Айша вздохнула и в наступившем молчании подлила чай в чашку Гасана.

- А чай твой, сестра, как всегда, ароматен и вкусен! Рецепт, небось, всё тот же? – лукаво подмигнул ей Гасан.

- Ну, конечно! Не жалеть заварки и…

- И души?

- Вот именно!

Они засмеялись и вновь умолкли. Допив чай, Гасан спросил:

- Что слышно от Далгата? Как он там?

- Далгатик, слава Аллаху, живёт неплохо, учится, город ему очень нравится…

- Это хорошо! Я уверен, что из нашего Далгата выйдет ба-а-льшой учёный… Он ведь на археолога учится?

- Да… на него… хотя я не очень-то понимаю, для чего ему понадобилось в земле копаться! Он хоть и помогал, бывало, Ансару по саду, всё же больше любил книжки читать!

- Ну, одно другому не мешает… Мальчик выбрал себе такую профессию, когда чем больше книжек прочтёшь, тем удачнее раскопки. Письма вам часто пишет?

- Да нет, не очень… раньше часто писал, а теперь в полгода раз… Но всегда интересуется, про всех спрашивает, приветы передаёт!

- А квартира их так и пустует?

- До недавнего времени пустовала, а сейчас там пока что живёт двоюродная племянница Манапа.

- Это которая?

- Дочка Абдулабека, помнишь, его тоже репрессировали вслед за Манапом!

- А-а-а, ну да, ну да… Тяжкие были времена!

- Ещё какие тяжкие… Ну, твоих-то, слава Всевышнему, это миновало!

- Можно сказать и так… Но зато всю мою родню по материнской линии выгнали с гор и переселили на равнину… Тоже нелёгкое дело для души! Ты ведь помнишь это время?

- Ещё бы не помнить! Такое забудется разве?

- Эх, сестра, давай-ка лучше не будем о плохом! Сейчас, слава Богу, всё вроде спокойно!

- Да, сейчас время, кажется, и в самом деле успокоилось… Люди одеты-обуты, накормлены, всюду порядок, государство работу даёт …

- А ещё учит и лечит бесплатно! И жильё даёт бесплатное всем, кто нуждается! Это разве плохо?

- Кто говорит, что плохо? Просто… пока это время наступило, много чего пришлось пережить…

- Ничего не попишешь, дорогая Айша, опять, как видишь, приходится сказать: лес рубят, а щепки летят!

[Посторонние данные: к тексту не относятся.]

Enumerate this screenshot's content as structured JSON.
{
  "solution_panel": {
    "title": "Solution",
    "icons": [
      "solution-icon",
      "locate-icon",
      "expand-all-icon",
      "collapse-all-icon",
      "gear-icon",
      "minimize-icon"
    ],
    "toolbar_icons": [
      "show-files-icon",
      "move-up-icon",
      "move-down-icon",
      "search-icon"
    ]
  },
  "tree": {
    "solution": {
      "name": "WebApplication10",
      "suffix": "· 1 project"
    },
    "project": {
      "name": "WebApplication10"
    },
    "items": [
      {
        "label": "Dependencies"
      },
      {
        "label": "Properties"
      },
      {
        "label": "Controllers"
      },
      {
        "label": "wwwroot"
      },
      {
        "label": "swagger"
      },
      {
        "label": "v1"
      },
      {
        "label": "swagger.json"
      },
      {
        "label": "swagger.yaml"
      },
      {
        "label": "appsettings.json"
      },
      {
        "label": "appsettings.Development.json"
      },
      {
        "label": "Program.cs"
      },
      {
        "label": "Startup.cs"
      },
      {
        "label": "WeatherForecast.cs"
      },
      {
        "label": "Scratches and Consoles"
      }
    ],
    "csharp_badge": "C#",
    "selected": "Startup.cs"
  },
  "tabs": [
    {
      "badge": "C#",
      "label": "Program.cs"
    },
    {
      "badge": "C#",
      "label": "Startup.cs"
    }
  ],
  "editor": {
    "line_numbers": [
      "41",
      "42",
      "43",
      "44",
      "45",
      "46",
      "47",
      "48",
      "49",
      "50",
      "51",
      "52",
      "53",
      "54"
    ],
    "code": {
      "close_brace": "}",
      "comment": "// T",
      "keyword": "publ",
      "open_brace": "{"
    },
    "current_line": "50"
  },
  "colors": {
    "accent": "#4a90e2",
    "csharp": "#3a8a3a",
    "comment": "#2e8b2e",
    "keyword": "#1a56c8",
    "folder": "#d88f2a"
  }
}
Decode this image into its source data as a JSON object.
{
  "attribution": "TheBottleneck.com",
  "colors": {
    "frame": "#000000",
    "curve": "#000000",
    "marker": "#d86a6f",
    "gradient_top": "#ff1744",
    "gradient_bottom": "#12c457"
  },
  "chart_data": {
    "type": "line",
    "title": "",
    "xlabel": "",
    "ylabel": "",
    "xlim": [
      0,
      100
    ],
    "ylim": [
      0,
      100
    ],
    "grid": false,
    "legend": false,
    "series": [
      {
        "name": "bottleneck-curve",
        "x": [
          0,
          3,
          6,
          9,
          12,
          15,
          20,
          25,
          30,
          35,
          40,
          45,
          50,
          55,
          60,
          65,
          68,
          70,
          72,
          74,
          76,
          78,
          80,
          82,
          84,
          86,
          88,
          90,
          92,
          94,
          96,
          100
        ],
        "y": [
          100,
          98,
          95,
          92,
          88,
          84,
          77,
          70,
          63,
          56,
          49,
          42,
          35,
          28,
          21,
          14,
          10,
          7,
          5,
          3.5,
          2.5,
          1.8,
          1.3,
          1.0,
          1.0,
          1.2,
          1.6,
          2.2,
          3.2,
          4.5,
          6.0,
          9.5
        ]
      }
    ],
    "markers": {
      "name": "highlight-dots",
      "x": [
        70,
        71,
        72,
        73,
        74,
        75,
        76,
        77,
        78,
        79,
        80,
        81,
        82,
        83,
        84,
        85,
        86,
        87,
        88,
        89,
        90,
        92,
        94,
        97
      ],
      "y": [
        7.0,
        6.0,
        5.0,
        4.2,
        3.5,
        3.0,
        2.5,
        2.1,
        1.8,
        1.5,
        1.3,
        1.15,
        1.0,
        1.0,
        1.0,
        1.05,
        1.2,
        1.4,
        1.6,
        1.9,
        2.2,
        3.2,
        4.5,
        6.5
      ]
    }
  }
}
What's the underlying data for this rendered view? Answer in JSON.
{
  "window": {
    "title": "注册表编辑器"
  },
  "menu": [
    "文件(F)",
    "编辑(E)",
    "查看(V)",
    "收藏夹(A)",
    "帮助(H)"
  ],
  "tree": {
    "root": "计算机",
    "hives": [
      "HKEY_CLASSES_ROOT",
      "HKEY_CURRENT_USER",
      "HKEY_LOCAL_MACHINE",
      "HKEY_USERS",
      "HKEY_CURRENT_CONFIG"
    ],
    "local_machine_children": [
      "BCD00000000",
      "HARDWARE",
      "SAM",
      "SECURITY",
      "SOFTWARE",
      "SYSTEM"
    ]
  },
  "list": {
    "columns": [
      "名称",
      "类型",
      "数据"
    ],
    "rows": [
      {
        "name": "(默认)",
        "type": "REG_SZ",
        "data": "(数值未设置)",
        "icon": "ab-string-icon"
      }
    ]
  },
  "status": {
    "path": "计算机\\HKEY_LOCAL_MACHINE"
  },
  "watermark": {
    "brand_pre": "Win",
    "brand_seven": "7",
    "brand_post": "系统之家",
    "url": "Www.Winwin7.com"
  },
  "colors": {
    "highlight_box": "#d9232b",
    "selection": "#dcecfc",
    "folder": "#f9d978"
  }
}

- Ох, не люблю я эту пословицу! Больно много щепок этих полетело!

- Да-а! – Гасан поёрзал, а потом поднялся, засобиравшись уходить.

- Передай от меня Свете привет, а в другой раз приходите вместе, я её уже давно не видела, соскучилась! – сказала Айша.

- Вот взяла бы да и сама к нам пришла!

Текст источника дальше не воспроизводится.